Yeah, CPU does matter, mainly in speeding up checkpoints. Even 1 sec diff per checkpoint adds up to a lot of bonus points. Some WUs it makes a big difference, some it doesn't. A good rule of thumb is that if your CPU spikes to near 100% for a second during checkpoints, there's ppd on the table. We saw a few million ppd difference when upgrading the CPU in the Dell 5820s @KeeperOfTheButch has down in FL (dual 4070 supers). He probably has a better idea of differences as well as which cpus he's running. If it's a single card, yes, it can matter, iirc the 5820s were hanging at 100% cpu for like 2 seconds during checkpoints on some WUs (checkpoints were staggered so would translate to single cards).

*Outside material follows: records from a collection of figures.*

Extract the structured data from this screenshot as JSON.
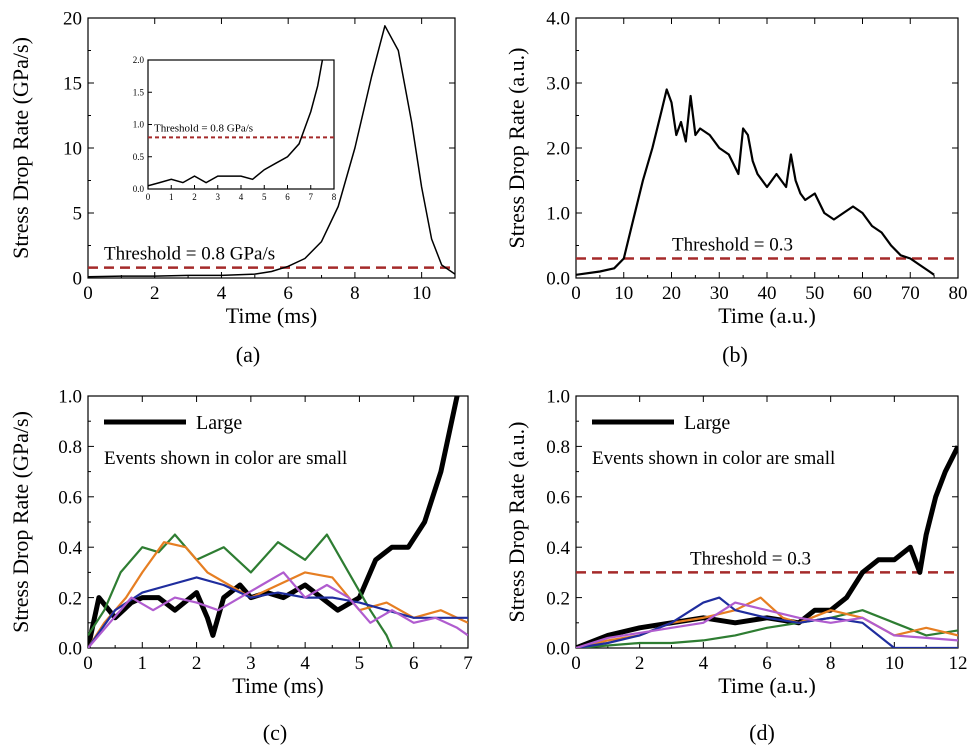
{
  "chart_data": [
    {
      "type": "line",
      "panel": "(a)",
      "xlabel": "Time (ms)",
      "ylabel": "Stress Drop Rate (GPa/s)",
      "xlim": [
        0,
        11
      ],
      "ylim": [
        0,
        20
      ],
      "xticks": [
        0,
        2,
        4,
        6,
        8,
        10
      ],
      "yticks": [
        0,
        5,
        10,
        15,
        20
      ],
      "series": [
        {
          "color": "#000000",
          "x": [
            0,
            1,
            2,
            3,
            4,
            5,
            5.5,
            6,
            6.5,
            7,
            7.5,
            8,
            8.5,
            8.9,
            9.3,
            9.7,
            10,
            10.3,
            10.6,
            11
          ],
          "y": [
            0.1,
            0.15,
            0.15,
            0.2,
            0.2,
            0.3,
            0.5,
            0.9,
            1.5,
            2.8,
            5.5,
            10,
            15.5,
            19.4,
            17.5,
            12,
            7,
            3,
            1,
            0.3
          ]
        }
      ],
      "threshold": {
        "value": 0.8,
        "label": "Threshold = 0.8 GPa/s",
        "color": "#a52a2a"
      },
      "inset": {
        "xlim": [
          0,
          8
        ],
        "ylim": [
          0,
          2.0
        ],
        "xticks": [
          0,
          1,
          2,
          3,
          4,
          5,
          6,
          7,
          8
        ],
        "yticks": [
          "0.0",
          "0.5",
          "1.0",
          "1.5",
          "2.0"
        ],
        "x": [
          0,
          0.5,
          1,
          1.5,
          2,
          2.5,
          3,
          3.5,
          4,
          4.5,
          5,
          5.5,
          6,
          6.5,
          7,
          7.3,
          7.5
        ],
        "y": [
          0.05,
          0.1,
          0.15,
          0.1,
          0.2,
          0.1,
          0.2,
          0.2,
          0.2,
          0.15,
          0.3,
          0.4,
          0.5,
          0.7,
          1.2,
          1.6,
          2.0
        ],
        "threshold_label": "Threshold = 0.8 GPa/s"
      }
    },
    {
      "type": "line",
      "panel": "(b)",
      "xlabel": "Time (a.u.)",
      "ylabel": "Stress Drop Rate (a.u.)",
      "xlim": [
        0,
        80
      ],
      "ylim": [
        0,
        4.0
      ],
      "xticks": [
        0,
        10,
        20,
        30,
        40,
        50,
        60,
        70,
        80
      ],
      "yticks": [
        "0.0",
        "1.0",
        "2.0",
        "3.0",
        "4.0"
      ],
      "series": [
        {
          "color": "#000000",
          "x": [
            0,
            5,
            8,
            10,
            12,
            14,
            16,
            18,
            19,
            20,
            21,
            22,
            23,
            24,
            25,
            26,
            28,
            30,
            32,
            34,
            35,
            36,
            37,
            38,
            40,
            42,
            44,
            45,
            46,
            47,
            48,
            50,
            52,
            54,
            56,
            58,
            60,
            62,
            64,
            66,
            68,
            70,
            72,
            74,
            75
          ],
          "y": [
            0.05,
            0.1,
            0.15,
            0.3,
            0.9,
            1.5,
            2.0,
            2.6,
            2.9,
            2.7,
            2.2,
            2.4,
            2.1,
            2.8,
            2.2,
            2.3,
            2.2,
            2.0,
            1.9,
            1.6,
            2.3,
            2.2,
            1.8,
            1.6,
            1.4,
            1.6,
            1.4,
            1.9,
            1.5,
            1.3,
            1.2,
            1.3,
            1.0,
            0.9,
            1.0,
            1.1,
            1.0,
            0.8,
            0.7,
            0.5,
            0.35,
            0.3,
            0.2,
            0.1,
            0.05
          ]
        }
      ],
      "threshold": {
        "value": 0.3,
        "label": "Threshold = 0.3",
        "color": "#a52a2a"
      }
    },
    {
      "type": "line",
      "panel": "(c)",
      "xlabel": "Time (ms)",
      "ylabel": "Stress Drop Rate (GPa/s)",
      "xlim": [
        0,
        7
      ],
      "ylim": [
        0,
        1.0
      ],
      "xticks": [
        0,
        1,
        2,
        3,
        4,
        5,
        6,
        7
      ],
      "yticks": [
        "0.0",
        "0.2",
        "0.4",
        "0.6",
        "0.8",
        "1.0"
      ],
      "legend": {
        "large_label": "Large",
        "note": "Events shown in color are small",
        "note_color": "#a52a2a"
      },
      "series": [
        {
          "name": "Large",
          "color": "#000000",
          "width": 5,
          "x": [
            0,
            0.2,
            0.5,
            0.8,
            1.0,
            1.3,
            1.6,
            2.0,
            2.2,
            2.3,
            2.5,
            2.8,
            3.0,
            3.3,
            3.6,
            4.0,
            4.3,
            4.6,
            5.0,
            5.3,
            5.6,
            5.9,
            6.2,
            6.5,
            6.8
          ],
          "y": [
            0.0,
            0.2,
            0.12,
            0.18,
            0.2,
            0.2,
            0.15,
            0.22,
            0.12,
            0.05,
            0.2,
            0.25,
            0.2,
            0.22,
            0.2,
            0.25,
            0.2,
            0.15,
            0.2,
            0.35,
            0.4,
            0.4,
            0.5,
            0.7,
            1.0
          ]
        },
        {
          "color": "#2e7d32",
          "x": [
            0,
            0.3,
            0.6,
            1.0,
            1.3,
            1.6,
            2.0,
            2.5,
            3.0,
            3.5,
            4.0,
            4.4,
            4.8,
            5.2,
            5.5,
            5.6
          ],
          "y": [
            0.05,
            0.15,
            0.3,
            0.4,
            0.38,
            0.45,
            0.35,
            0.4,
            0.3,
            0.42,
            0.35,
            0.45,
            0.3,
            0.15,
            0.05,
            0.0
          ]
        },
        {
          "color": "#e67e22",
          "x": [
            0,
            0.3,
            0.7,
            1.0,
            1.4,
            1.8,
            2.2,
            2.6,
            3.0,
            3.5,
            4.0,
            4.5,
            5.0,
            5.5,
            6.0,
            6.5,
            7.0
          ],
          "y": [
            0.0,
            0.1,
            0.2,
            0.3,
            0.42,
            0.4,
            0.3,
            0.25,
            0.2,
            0.25,
            0.3,
            0.28,
            0.15,
            0.18,
            0.12,
            0.15,
            0.1
          ]
        },
        {
          "color": "#1f2d9e",
          "x": [
            0,
            0.5,
            1.0,
            1.5,
            2.0,
            2.5,
            3.0,
            3.5,
            4.0,
            4.5,
            5.0,
            5.5,
            6.0,
            6.5,
            7.0
          ],
          "y": [
            0.0,
            0.15,
            0.22,
            0.25,
            0.28,
            0.25,
            0.2,
            0.22,
            0.2,
            0.2,
            0.18,
            0.15,
            0.12,
            0.12,
            0.12
          ]
        },
        {
          "color": "#b05ccf",
          "x": [
            0,
            0.4,
            0.8,
            1.2,
            1.6,
            2.0,
            2.4,
            2.8,
            3.2,
            3.6,
            4.0,
            4.4,
            4.8,
            5.2,
            5.6,
            6.0,
            6.4,
            6.8,
            7.0
          ],
          "y": [
            0.0,
            0.1,
            0.2,
            0.15,
            0.2,
            0.18,
            0.15,
            0.2,
            0.25,
            0.3,
            0.2,
            0.25,
            0.2,
            0.1,
            0.15,
            0.1,
            0.12,
            0.08,
            0.05
          ]
        }
      ]
    },
    {
      "type": "line",
      "panel": "(d)",
      "xlabel": "Time (a.u.)",
      "ylabel": "Stress Drop Rate (a.u.)",
      "xlim": [
        0,
        12
      ],
      "ylim": [
        0,
        1.0
      ],
      "xticks": [
        0,
        2,
        4,
        6,
        8,
        10,
        12
      ],
      "yticks": [
        "0.0",
        "0.2",
        "0.4",
        "0.6",
        "0.8",
        "1.0"
      ],
      "threshold": {
        "value": 0.3,
        "label": "Threshold = 0.3",
        "color": "#a52a2a"
      },
      "legend": {
        "large_label": "Large",
        "note": "Events shown in color are small",
        "note_color": "#a52a2a"
      },
      "series": [
        {
          "name": "Large",
          "color": "#000000",
          "width": 5,
          "x": [
            0,
            1,
            2,
            3,
            4,
            5,
            6,
            7,
            7.5,
            8,
            8.5,
            9,
            9.5,
            10,
            10.5,
            10.8,
            11,
            11.3,
            11.6,
            12
          ],
          "y": [
            0.0,
            0.05,
            0.08,
            0.1,
            0.12,
            0.1,
            0.12,
            0.1,
            0.15,
            0.15,
            0.2,
            0.3,
            0.35,
            0.35,
            0.4,
            0.3,
            0.45,
            0.6,
            0.7,
            0.8
          ]
        },
        {
          "color": "#2e7d32",
          "x": [
            0,
            1,
            2,
            3,
            4,
            5,
            6,
            7,
            8,
            9,
            10,
            11,
            12
          ],
          "y": [
            0.0,
            0.01,
            0.02,
            0.02,
            0.03,
            0.05,
            0.08,
            0.1,
            0.12,
            0.15,
            0.1,
            0.05,
            0.07
          ]
        },
        {
          "color": "#e67e22",
          "x": [
            0,
            1,
            2,
            3,
            4,
            5,
            5.8,
            6.5,
            7,
            8,
            9,
            10,
            11,
            12
          ],
          "y": [
            0.0,
            0.03,
            0.05,
            0.1,
            0.12,
            0.15,
            0.2,
            0.12,
            0.1,
            0.15,
            0.12,
            0.05,
            0.08,
            0.05
          ]
        },
        {
          "color": "#1f2d9e",
          "x": [
            0,
            1,
            2,
            3,
            4,
            4.5,
            5,
            6,
            7,
            8,
            9,
            10,
            11,
            12
          ],
          "y": [
            0.0,
            0.02,
            0.05,
            0.1,
            0.18,
            0.2,
            0.15,
            0.12,
            0.1,
            0.12,
            0.1,
            0.0,
            0.0,
            0.0
          ]
        },
        {
          "color": "#b05ccf",
          "x": [
            0,
            1,
            2,
            3,
            4,
            5,
            6,
            7,
            8,
            9,
            10,
            11,
            12
          ],
          "y": [
            0.0,
            0.04,
            0.06,
            0.08,
            0.1,
            0.18,
            0.15,
            0.12,
            0.1,
            0.12,
            0.05,
            0.04,
            0.03
          ]
        }
      ]
    }
  ]
}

I don't have data on the 5900x with just a single Ti in it, but I can compare the 2700x vs an I5 2500k @4GHZ and PCIE 2.0 x16 with a single Ti in it, both on Windows 10:
I5 2500k @ 4ghz:
1725377491366.png

2700x @4GHZ PCIE 3.0 x16
1725377729976.png

Haven't had time to do direct comparisons of WUs and whatnot, but you should be able to see the difference pretty easily.

Each thing (I.e. CPU, PCIe, Ram Speed, Linux etc) makes a difference, but not a huge difference. When you add them all together they DO make a huge difference though. I have to get some time to go through the data and quantify the differences between each change, but overall we've seen that to maximize PPD within reason you'll want at least PCIe 3.0 x16 per card, and an 8 core CPU or better. Anything less starts to drop output by the millions.

As far as what applies to the 30x0 cards, I would guess that CPU and PCIe (Ram to a lesser extent) will make similar percentage gains.

As far as Ti vs Super %, IIRC we saw 20% gain on some WUs, but 10-15% on others iirc. I still have to go through the data to get exact numbers but there's quite a noticable jump in PPD.